At least you've taken every precaution… on long-grain, they are "usable", however, restricted by movement on drill press table… long-grain only.

I am tempted to make a *"Warning Will Robinson"* review on this, but resist as it may encourage members that are too cheap to buy appropriate machinery and just refuse to take good advice/warnings. 


> ... Because good carpenters get the best quality tools they can afford.
> - iminmyshop


True in one way *imin*, but I might slightly disagree… I believe that the investment in *best quality tools* help bridge the gap between a *hacker* and a reasonable *woodie*!... the *old masters* can make a bad tool sing sweet melodies, however, they could also all ride horses and milk cows.


----------



## bigblockyeti (Sep 9, 2013)

> I believe that the investment in *best quality tools* help bridge the gap between a *hacker* and a reasonable *woodie*!... the *old masters* can make a bad tool sing sweet melodies, however, they could also all ride horses and milk cows.
> 
> - LittleBlackDuck


Is there that much difference between riding Ryobis and drinking vino?


----------



## LittleBlackDuck (Feb 26, 2016)

> Is there that much difference between riding Ryobis and drinking vino?
> - bigblockyeti


Just 2mm thickness of the leather lining of the seat cover. It even has a vino cask cradle…


----------



## bigblockyeti (Sep 9, 2013)

My lawn mower had a rough looking seat so I bought a cover and it has a couple pockets in the back, not enough room for a pair of 1/5 bottles but just right for a pair of 375ml bottles.


----------



## LittleBlackDuck (Feb 26, 2016)

> ... not enough room for a pair of 1/5 bottles but just right for a pair of 375ml bottles.
> - bigblockyeti


Lucky I invested in those extra shekels for capacity's sake… enough drinks and who cares if there's a blade on the mower.


> Pinto, are you sponsored? Your reviews all seem to be advertisements.
> 
> - JimmyGrimaldo


Don't know about *Pinto*, however, I keep dropping hints to all the alcohol companies. Unfortunately they must think I do a good enough job without having to pay me.


----------



## RPhillips (May 16, 2013)

how are these bits for template routing on end grain? (think of a swoopy "S" like cut where you would be going from long grain to end grain back to long grain back to end grain then to long grain).
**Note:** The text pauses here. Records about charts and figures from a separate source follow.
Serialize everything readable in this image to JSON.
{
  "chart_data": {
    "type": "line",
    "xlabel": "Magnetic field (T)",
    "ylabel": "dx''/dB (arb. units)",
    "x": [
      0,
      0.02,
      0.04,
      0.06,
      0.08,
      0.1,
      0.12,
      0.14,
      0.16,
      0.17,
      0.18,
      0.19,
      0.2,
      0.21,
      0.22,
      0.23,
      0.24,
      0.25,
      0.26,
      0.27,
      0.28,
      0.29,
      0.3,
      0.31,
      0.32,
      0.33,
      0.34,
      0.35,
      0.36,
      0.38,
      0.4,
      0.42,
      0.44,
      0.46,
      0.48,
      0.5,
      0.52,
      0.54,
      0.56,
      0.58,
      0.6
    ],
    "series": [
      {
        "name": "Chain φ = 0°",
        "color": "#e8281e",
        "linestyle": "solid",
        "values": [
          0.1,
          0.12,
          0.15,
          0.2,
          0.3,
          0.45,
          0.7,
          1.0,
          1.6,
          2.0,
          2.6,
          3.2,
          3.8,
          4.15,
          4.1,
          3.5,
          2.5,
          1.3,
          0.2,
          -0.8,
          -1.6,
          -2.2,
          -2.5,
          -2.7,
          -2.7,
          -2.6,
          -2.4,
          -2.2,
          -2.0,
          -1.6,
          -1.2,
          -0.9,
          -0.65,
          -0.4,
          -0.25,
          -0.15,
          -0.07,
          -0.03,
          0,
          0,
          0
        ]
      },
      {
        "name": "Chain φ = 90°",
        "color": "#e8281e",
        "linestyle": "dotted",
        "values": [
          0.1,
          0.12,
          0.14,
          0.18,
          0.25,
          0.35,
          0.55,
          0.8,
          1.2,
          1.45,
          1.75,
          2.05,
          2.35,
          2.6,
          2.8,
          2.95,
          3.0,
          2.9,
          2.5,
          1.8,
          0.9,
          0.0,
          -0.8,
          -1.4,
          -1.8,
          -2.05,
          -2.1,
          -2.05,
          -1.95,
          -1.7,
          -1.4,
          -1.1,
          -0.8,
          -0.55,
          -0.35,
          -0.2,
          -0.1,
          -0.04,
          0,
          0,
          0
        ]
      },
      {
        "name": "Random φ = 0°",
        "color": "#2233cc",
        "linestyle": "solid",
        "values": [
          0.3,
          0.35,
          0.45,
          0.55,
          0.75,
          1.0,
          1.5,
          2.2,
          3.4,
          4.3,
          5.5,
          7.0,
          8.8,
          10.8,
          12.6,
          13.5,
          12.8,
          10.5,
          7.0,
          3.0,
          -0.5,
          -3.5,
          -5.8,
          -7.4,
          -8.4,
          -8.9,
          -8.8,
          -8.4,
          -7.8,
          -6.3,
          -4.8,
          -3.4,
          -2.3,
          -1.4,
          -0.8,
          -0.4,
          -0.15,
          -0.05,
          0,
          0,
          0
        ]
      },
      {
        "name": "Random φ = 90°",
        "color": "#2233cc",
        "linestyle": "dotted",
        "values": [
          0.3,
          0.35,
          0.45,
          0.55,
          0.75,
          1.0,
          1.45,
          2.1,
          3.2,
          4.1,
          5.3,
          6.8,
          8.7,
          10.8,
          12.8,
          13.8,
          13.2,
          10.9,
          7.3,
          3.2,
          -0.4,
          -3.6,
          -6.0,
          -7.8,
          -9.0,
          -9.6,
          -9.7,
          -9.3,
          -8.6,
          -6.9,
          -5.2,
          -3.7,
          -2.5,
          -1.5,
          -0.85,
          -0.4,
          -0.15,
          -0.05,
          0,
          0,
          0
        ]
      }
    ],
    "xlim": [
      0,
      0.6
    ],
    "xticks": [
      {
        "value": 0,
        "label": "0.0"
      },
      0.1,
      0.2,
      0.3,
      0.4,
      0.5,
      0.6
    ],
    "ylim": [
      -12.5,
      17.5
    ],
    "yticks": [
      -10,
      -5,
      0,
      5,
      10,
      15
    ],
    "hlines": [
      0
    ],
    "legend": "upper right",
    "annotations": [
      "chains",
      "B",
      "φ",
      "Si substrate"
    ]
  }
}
I have some pieces that currently I cut on the band saw, but would love to be able to template route them to save time and get a consistent result. I tried this with a standard pattern bit and the bit grabbed the end grain and destroyed the piece.


----------



## pintodeluxe (Sep 12, 2010)

> how are these bits for template routing on end grain? (think of a swoopy "S" like cut where you would be going from long grain to end grain back to long grain back to end grain then to long grain).
> 
> I have some pieces that currently I cut on the band saw, but would love to be able to template route them to save time and get a consistent result. I tried this with a standard pattern bit and the bit grabbed the end grain and destroyed the piece.
> 
> - RPhillips


I know exactly what you mean about the straight bits grabbing. These compression bits are great for pattern routing legs or stock with changing grain direction.

I will not rout the end grain of legs with a straight bit any more. Even with a compression bit you should remove no more than 1/16" on end grain, and rout in the proper direction.

Best


----------



## Peteybadboy (Jan 23, 2013)

Price is back up over 200. Missed my window


----------



## Ken90712 (Sep 2, 2009)

Darn. missed the sale


----------